High street clothing-to-homewares colossus Next (NXT) kicks off January's frenzied festive retail reporting season with a disappointing Christmas update that offers a negative read-across for apparel rivals. Shares in the Lord Wolfson-led titan are marked down 3.2% to £69.60 on concerns online arm Next Directory is maturing rapidly and faces a heightened competitive threat.
Click here to view Next's festive and fourth quarter trading statement, covering its sales performance from 26 October to Christmas Eve and setting the scene for what is expected to have been a very tough Christmas for clothing purveyors. Sticking with its policy of spurning discounts until Boxing Day, Next's full price sales did edge up 0.4% in a volatile environment while gross margins were maintained.
However, retail sales fell 0.5% and Next Directory's revenues grew by a disappointing 2%, the latter significantly shy of consensus expectations and perhaps even more surprising given the dramatic switch in broader retail industry sales from in-store to online, suggesting rivals are narrowing the gap.
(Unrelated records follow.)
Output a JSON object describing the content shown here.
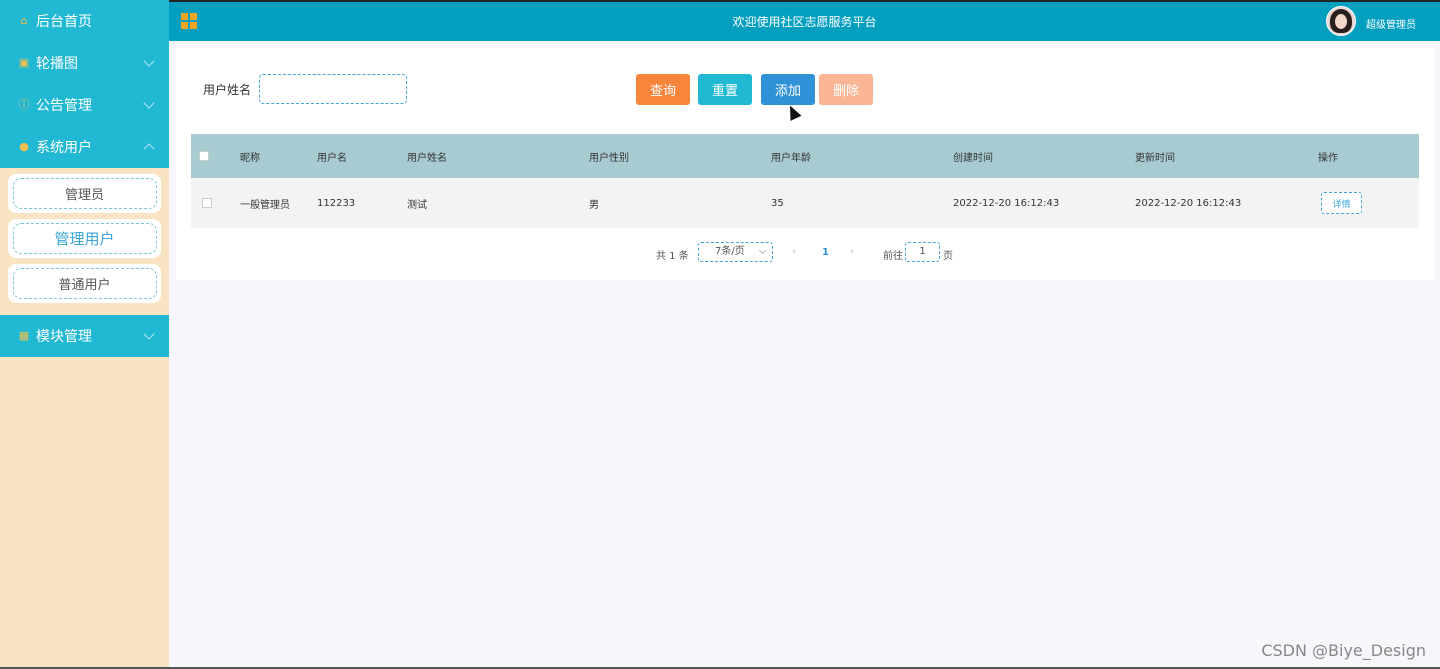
{
  "header": {
    "title": "欢迎使用社区志愿服务平台",
    "user": "超级管理员"
  },
  "sidebar": {
    "items": [
      {
        "label": "后台首页",
        "icon": "home-icon"
      },
      {
        "label": "轮播图",
        "icon": "image-icon"
      },
      {
        "label": "公告管理",
        "icon": "info-icon"
      },
      {
        "label": "系统用户",
        "icon": "user-icon"
      },
      {
        "label": "模块管理",
        "icon": "grid-icon"
      }
    ],
    "sub_items": [
      "管理员",
      "管理用户",
      "普通用户"
    ],
    "active_sub": "管理用户"
  },
  "search": {
    "label": "用户姓名",
    "value": ""
  },
  "buttons": {
    "query": "查询",
    "reset": "重置",
    "add": "添加",
    "delete": "删除"
  },
  "table": {
    "columns": [
      "昵称",
      "用户名",
      "用户姓名",
      "用户性别",
      "用户年龄",
      "创建时间",
      "更新时间",
      "操作"
    ],
    "rows": [
      [
        "一般管理员",
        "112233",
        "测试",
        "男",
        "35",
        "2022-12-20 16:12:43",
        "2022-12-20 16:12:43",
        "详情"
      ]
    ]
  },
  "pagination": {
    "total": "共 1 条",
    "page_size": "7条/页",
    "current": "1",
    "goto_label": "前往",
    "goto_value": "1",
    "goto_suffix": "页"
  },
  "watermark": "CSDN @Biye_Design",
  "colors": {
    "header": "#049fbf",
    "menu": "#20b8d3",
    "sidebar_bg": "#f9e3c2",
    "query": "#f7853c",
    "reset": "#20b8d3",
    "add": "#2f92d6",
    "delete": "#f9b594",
    "table_header": "#a8cbd2"
  }
}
CEO Simon Wolfson (pictured below) says warm weather was the main reason for the difficult fourth quarter, though he fronts up by stating 'we would not want to allow difficult trading conditions to mask any mistakes and challenges faced by the business. Specifically, we believe that Next Directory's disappointing sales were compounded by poor stock availability from October onwards. In addition, the online competitive environment is getting tougher as industry-wide service propositions catch up with the Next Directory.'
A seller of the stock, Haitong has previously warned Next Directory is about to go sharply ex-growth, which may or may not be the case. Today, the broker says it is 'genuinely surprised at how weak this sales figure has been, even allowing for our view that this part of the business has been showing many signs of maturity resulting from the relative un-attractiveness of its consumer credit offer, which drove the business during the downurn.'
Cash-generative Next, which will pay an extra special dividend of 60p per share at the beginning of February, still expects pre-tax profits for the year to January to come in within the £810 million-to-£845 million guidance range set in October. Given recent poor sales however, it now expects profits to come in towards the bottom end of this range at circa £817 million and has also issued downbeat sales guidance for the year to January 2017, prompting analysts to downgrade estimates.